Obesidade: cientistas identificam mecanismo cerebral que provoca ganho de peso
A abundância de alimentos saborosos com alto teor de gordura possibilitou que as pessoas vivessem por mais tempo, mas também levou a uma epidemia de doenças relacionadas à obesidade e testando a resiliência dos sistemas de saúde.
Uma das formas de acabar com essa crise de saúde é estudar o que acontece no cérebro quando somos expostos a certos alimentos. Esta semana, uma equipe liderada por Michiru Hirasawa, da Memorial University of Newfoundland (Canadá), publicou na revista PNAS um estudo em que tenta perceber a relação entre a inflamação do hipotálamo, uma parte do cérebro que regula o equilíbrio energético e a nossa sensação de fome, e o consumo de dietas ricas em gordura.

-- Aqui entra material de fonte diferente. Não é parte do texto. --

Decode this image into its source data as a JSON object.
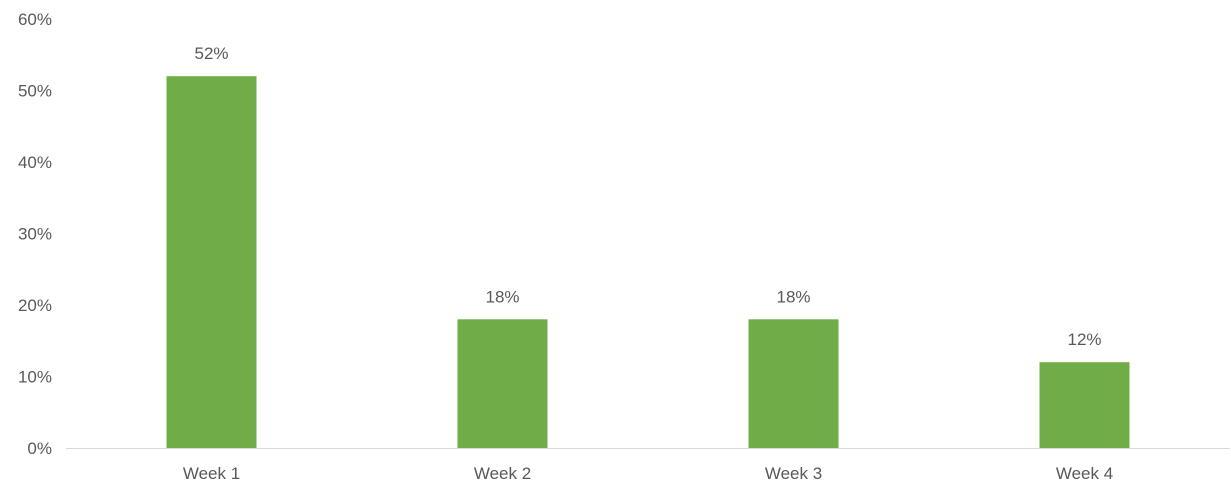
{
  "chart_data": {
    "type": "bar",
    "title": "",
    "xlabel": "",
    "ylabel": "",
    "categories": [
      "Week 1",
      "Week 2",
      "Week 3",
      "Week 4"
    ],
    "values": [
      52,
      18,
      18,
      12
    ],
    "data_labels": [
      "52%",
      "18%",
      "18%",
      "12%"
    ],
    "ylim": [
      0,
      60
    ],
    "y_ticks": [
      0,
      10,
      20,
      30,
      40,
      50,
      60
    ],
    "y_tick_labels": [
      "0%",
      "10%",
      "20%",
      "30%",
      "40%",
      "50%",
      "60%"
    ],
    "grid": false,
    "legend": "none",
    "bar_color": "#70AD47",
    "axis_color": "#D9D9D9",
    "label_color": "#595959"
  }
}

Há muito se sabe que dietas ricas em gordura podem levar a um círculo vicioso difícil de interromper. Esses alimentos produzem inflamação do hipotálamo que aumenta o apetite a níveis que nos fazem comer mais do que precisamos e ganhar peso.
No entanto, os cientistas também observaram um efeito aparentemente paradoxal. A inflamação nessa região do cérebro também está associada a doenças como anorexia e outras que causam perda de peso. Hirasawa e seus colegas usaram modelos animais para tentar descobrir como essa relação entre inflamação e apetite desordenado é regulada.
Em seu trabalho, os pesquisadores mostram que dietas ricas em gordura fazem com que a prostaglandina E2 (PGE2), uma molécula que regula processos do sistema imunológico como a febre, ative o hormônio MHC no hipotálamo, que nos faz sentir fome. Esse mecanismo também pode explicar por que a inflamação cerebral às vezes leva ao ganho de peso e à perda excessiva em outras ocasiões. Se estiver em alta concentração e produzir inflamação intensa, a PGE2 suprime o apetite, mas se a concentração for menor, aumenta-o.
Os autores do trabalho verificaram que, ao modificar geneticamente os camundongos que participaram do estudo — eliminando os receptores dessa prostaglandina nos neurônios do MHC —, os animais ficaram protegidos contra a obesidade ou o acúmulo de gordura no fígado que causavam inflamação do hipotálamo ligada a uma dieta rica em gordura.
— Não é fácil prever o resultado de uma inflamação, porque intensidade baixa ou alta é relativa, pode ser aguda ou crônica e envolver muitos órgãos, células e moléculas diferentes — reconhece Hirasawa. — No entanto, embora produzam doenças diferentes, reduzir a inflamação pode aliviar ambos os sintomas.
Por esse motivo, o pesquisador propõe que qualquer estratégia que alcance esse efeito pode ser útil sob vários pontos de vista.
— Por exemplo, a dieta mediterrânea é anti-inflamatória e conhecida por ajudar a reduzir o peso em pessoas com sobrepeso ou obesas.
Por fim, ele alerta que também é fundamental ser seletivo sobre como e quando os tratamentos anti-inflamatórios são usados, pois a inflamação também é necessária para o nosso funcionamento diário, por exemplo, cicatrizar feridas ou combater infecções.
Numa altura em que algumas previsões apontam para que dentro de menos de uma década até 80% dos homens e 55% das mulheres estarão com sobrepeso ou obesidade, e quando os medicamentos para perda de peso se tornam blockbusters, a possibilidade de encontrar alvos terapêuticos contra o apetite descontrolado desperta grande interesse. Hirasawa acredita que suas descobertas “podem um dia nos levar a tratamentos para a obesidade”.
O conhecimento do mecanismo que se inicia com a ingestão de alimentos gordurosos e causa a inflamação que aumenta o apetite permitiria o desenvolvimento de tratamentos que utilizam esse alvo. A modificação genética a que os camundongos foram submetidos no estudo publicado na PNAS parece uma opção muito radical e devemos ter em mente que a PGE2 tem muitas outras funções, além de inflamar o hipotálamo e nos dar fome.
— É de se esperar que os tratamentos que bloqueiam esse mecanismo tenham um efeito anti-obesidade. Mas é fundamental identificar possíveis efeitos colaterais e testar sua segurança antes de usá-los — conclui.